Va bene alzare l’asticella e fissare target sempre più sfidanti, ma up to a point. E piuttosto che fantasticare del migliore dei mondi possibili meglio faremmo, tutti, a lavorare per costruire il migliore dei mondi fattibili. Fintanto, per dirne una, che si continuerà a ritenere il “fattore antropico” cosiddetto il principale responsabile del cambiamento climatico quando, lo ha ricordato di recente il prof. Antonino Zichichi (non esattamente un pinco pallino), sul riscaldamento globale «le attività umane incidono al livello del 5%; il 95% dipende da fenomeni naturali legati al Sole» (Libero del 15/2/22), di strada ne faremo poca. E pure nella direzione sbagliata.

Consigli di lettura

Ciò detto, il vero problema quando si parla di ambiente è “a monte”. Ed è un problema di ordine culturale di cui si sono occupati con grande lucidità e competenza, pur partendo da angolazioni diverse, due pesi massimi del calibro di Angelo Panebianco (Corriere della Sera, 8/10/21) e Carlo Stagnaro (Il Foglio, 8/11/21). Il punto è questo: in seno alla galassia ambientalista esistono due differenti approcci. Uno – che Stagnaro chiama l’ambientalismo “dei risultati” – è quello il cui «unico genuino interesse è bloccare il cambiamento climatico»; l’altro invece (che per Stagnaro è l’ambientalismo “della rivoluzione”) è l’ambientalismo che Panebianco chiama «anticapitalismo con tutti i mezzi». Questo secondo modello riflette «l’orientamento di coloro che sono interessati soprattutto a combattere il capitalismo identificato con la società occidentale. Un tempo questa corrente animava i movimenti comunisti. Oggi che il comunismo è un’utopia usurata, inservibile, il nuovo veicolo è la lotta al cambiamento climatico (più in generale sul tema della sostituzione del marxismo con l’ecologismo in seno al progressismo contemporaneo, rimando all’ottimo saggio di Giulio Meotti, Il dio verde. Ecolatria e ossessioni apocalittiche). Non è stato forse il capitalismo occidentale, negli ultimi secoli ad avere violentato l’ambiente? E dunque lottare contro i cambiamenti climatici e contro il capitalismo in versione occidentale non sono forse la stessa cosa?». La differenza tra i due modelli non potrebbe essere più marcata: «L’ambientalismo dei risultati – sottolinea Stagnaro – significa usare l’ambientalismo per aggiustare il clima, anziché usare il clima per affossare il capitalismo».

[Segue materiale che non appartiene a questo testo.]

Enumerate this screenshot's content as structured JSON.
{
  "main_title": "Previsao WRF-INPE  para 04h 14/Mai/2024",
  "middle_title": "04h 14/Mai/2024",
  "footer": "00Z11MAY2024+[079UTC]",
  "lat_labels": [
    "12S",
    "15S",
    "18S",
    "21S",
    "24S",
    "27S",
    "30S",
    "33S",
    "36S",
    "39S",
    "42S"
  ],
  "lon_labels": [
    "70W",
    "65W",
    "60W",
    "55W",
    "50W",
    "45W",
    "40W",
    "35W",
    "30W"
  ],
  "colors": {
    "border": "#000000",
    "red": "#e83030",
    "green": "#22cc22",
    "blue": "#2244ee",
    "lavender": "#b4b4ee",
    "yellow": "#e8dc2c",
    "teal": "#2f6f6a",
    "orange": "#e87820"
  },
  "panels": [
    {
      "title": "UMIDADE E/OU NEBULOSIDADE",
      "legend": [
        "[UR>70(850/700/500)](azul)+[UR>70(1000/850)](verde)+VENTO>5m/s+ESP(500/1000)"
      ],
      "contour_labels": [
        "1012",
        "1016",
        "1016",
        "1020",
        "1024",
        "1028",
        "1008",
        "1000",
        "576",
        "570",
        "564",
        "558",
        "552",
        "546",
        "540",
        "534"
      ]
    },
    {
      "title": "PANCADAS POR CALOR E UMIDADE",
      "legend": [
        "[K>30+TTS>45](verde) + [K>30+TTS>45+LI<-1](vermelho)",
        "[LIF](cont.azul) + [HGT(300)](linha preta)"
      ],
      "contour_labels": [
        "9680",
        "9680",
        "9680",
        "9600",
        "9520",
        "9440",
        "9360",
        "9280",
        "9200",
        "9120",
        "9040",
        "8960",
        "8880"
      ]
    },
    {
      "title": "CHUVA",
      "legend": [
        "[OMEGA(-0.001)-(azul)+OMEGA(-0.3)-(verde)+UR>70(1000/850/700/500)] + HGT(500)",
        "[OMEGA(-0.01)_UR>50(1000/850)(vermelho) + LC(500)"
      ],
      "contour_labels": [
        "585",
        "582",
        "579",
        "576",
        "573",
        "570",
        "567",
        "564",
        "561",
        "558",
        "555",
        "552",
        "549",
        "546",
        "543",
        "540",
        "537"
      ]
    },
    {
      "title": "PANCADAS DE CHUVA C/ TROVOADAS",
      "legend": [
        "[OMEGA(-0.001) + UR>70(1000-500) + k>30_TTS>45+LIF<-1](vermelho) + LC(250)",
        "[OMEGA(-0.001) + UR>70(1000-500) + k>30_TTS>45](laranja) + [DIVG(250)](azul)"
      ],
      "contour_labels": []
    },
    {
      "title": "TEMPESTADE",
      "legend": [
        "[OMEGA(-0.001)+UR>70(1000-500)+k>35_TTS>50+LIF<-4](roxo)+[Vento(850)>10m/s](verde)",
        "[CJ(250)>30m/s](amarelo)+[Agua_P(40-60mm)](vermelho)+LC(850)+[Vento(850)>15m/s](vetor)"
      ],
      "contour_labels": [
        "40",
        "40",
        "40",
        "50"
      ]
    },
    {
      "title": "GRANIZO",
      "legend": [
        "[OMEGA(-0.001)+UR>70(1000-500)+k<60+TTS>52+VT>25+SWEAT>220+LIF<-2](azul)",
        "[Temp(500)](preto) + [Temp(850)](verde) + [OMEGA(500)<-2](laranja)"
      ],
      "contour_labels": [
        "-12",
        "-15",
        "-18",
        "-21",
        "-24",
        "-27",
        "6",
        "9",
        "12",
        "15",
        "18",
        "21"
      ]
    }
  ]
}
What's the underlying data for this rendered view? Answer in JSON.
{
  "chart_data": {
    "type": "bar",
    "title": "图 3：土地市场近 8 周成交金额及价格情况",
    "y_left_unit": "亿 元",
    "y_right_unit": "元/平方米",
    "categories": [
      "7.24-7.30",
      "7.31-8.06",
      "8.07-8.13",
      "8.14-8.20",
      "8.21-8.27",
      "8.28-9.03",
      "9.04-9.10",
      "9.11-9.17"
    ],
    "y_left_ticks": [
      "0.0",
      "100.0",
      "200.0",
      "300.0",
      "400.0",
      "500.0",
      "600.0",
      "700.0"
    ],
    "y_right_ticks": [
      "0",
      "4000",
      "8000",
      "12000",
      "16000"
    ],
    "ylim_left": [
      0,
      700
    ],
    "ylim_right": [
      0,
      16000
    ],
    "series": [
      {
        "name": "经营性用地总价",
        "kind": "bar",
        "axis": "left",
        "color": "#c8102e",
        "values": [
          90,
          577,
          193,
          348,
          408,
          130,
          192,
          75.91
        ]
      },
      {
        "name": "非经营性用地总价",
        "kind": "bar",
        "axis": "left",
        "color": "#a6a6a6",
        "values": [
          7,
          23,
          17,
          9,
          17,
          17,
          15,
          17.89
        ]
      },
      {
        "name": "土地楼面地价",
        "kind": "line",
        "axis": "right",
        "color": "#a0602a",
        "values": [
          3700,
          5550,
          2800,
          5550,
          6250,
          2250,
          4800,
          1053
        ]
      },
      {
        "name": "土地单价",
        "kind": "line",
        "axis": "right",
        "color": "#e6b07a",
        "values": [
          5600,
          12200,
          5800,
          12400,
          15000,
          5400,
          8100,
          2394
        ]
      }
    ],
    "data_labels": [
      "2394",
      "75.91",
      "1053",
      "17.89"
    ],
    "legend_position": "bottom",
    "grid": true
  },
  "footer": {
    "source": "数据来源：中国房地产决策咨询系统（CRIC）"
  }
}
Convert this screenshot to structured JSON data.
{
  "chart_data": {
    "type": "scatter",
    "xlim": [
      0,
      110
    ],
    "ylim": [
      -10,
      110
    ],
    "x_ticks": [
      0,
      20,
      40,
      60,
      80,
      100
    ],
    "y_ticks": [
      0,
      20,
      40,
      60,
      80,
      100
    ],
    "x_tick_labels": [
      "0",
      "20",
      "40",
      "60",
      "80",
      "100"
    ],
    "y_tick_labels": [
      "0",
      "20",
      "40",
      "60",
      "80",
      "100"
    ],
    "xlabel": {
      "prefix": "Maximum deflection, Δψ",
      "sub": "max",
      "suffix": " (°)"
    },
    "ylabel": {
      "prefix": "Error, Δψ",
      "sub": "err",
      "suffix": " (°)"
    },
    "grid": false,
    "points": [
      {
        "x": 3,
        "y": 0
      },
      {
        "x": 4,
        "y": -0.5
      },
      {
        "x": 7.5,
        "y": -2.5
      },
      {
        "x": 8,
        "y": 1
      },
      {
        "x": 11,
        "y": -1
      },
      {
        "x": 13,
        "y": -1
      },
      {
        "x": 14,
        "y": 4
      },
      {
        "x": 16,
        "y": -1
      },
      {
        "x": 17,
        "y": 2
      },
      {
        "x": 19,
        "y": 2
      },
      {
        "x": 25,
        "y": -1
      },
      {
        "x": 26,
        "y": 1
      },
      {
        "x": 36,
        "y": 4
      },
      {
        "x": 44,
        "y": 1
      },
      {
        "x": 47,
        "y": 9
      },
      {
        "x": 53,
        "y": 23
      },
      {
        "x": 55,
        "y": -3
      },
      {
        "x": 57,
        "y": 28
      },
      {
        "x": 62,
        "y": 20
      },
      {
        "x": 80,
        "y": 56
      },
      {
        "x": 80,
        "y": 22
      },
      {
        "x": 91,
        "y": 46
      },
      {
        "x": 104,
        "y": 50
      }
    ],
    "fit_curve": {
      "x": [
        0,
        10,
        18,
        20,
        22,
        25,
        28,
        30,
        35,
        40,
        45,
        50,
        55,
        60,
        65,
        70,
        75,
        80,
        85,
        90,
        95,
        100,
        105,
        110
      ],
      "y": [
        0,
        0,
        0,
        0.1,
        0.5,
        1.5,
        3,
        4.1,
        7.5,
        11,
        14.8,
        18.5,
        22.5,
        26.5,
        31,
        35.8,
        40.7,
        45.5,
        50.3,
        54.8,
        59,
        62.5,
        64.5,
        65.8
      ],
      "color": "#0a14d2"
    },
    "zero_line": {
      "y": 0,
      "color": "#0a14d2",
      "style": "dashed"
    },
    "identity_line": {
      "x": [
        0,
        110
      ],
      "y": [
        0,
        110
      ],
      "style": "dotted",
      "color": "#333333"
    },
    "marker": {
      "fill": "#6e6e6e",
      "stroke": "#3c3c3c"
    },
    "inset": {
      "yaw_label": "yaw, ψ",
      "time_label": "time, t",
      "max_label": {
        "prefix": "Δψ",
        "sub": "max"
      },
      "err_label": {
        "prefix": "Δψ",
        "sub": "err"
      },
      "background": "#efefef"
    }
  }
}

È di tutta evidenza come non sia affatto indifferente se, nel contesto della sfida epocale della transizione ecologica e delle strategie per contrastare il climate change, a prevalere sia l’uno o l’altro approccio. Anzi, diciamo le cose come stanno: il primo approccio è giusto, il secondo sbagliato. E il motivo è presto detto: checché ne dicano gli ultras di ieri e di oggi dell’uomo di Treviri, i fatti dimostrano che si deve al capitalismo, come giustamente sottolinea Stagnaro, «la più straordinaria esplosione di benessere diffuso che si sia mai vista durante l’intera storia umana, e che oggi ci sta mettendo a disposizione la cassetta degli attrezzi di cui abbiamo bisogno».

Un posto migliore

Leggere per credere, tra gli ultimi contributi, La grande ricchezza. Come libertà e innovazione hanno reso il mondo un posto migliore, di D. N. McCloskey con A. Carden. «La vera minaccia – scrivono gli autori – non è il cambiamento climatico, ma la sua paura può ispirare sciocche proposte populiste… Noi vogliamo davvero migliorare il mondo tramite invenzioni in grado di superare la prova del mercato, rendendo i poveri più ricchi (è già accaduto) e riducendo le diseguaglianze (già accaduto anche questo)».

Bene dunque a combattere con tutti i mezzi il cambiamento climatico facendo ciascuno la sua parte. Occhio però a non buttare il bambino con l’acqua sporca. Come ha scritto qui Leone Grotti, «fare retorica sulla fine del mondo è sempre sconsigliato quando subentra con prepotenza il tema della fine del mese». Prendere nota, grazie.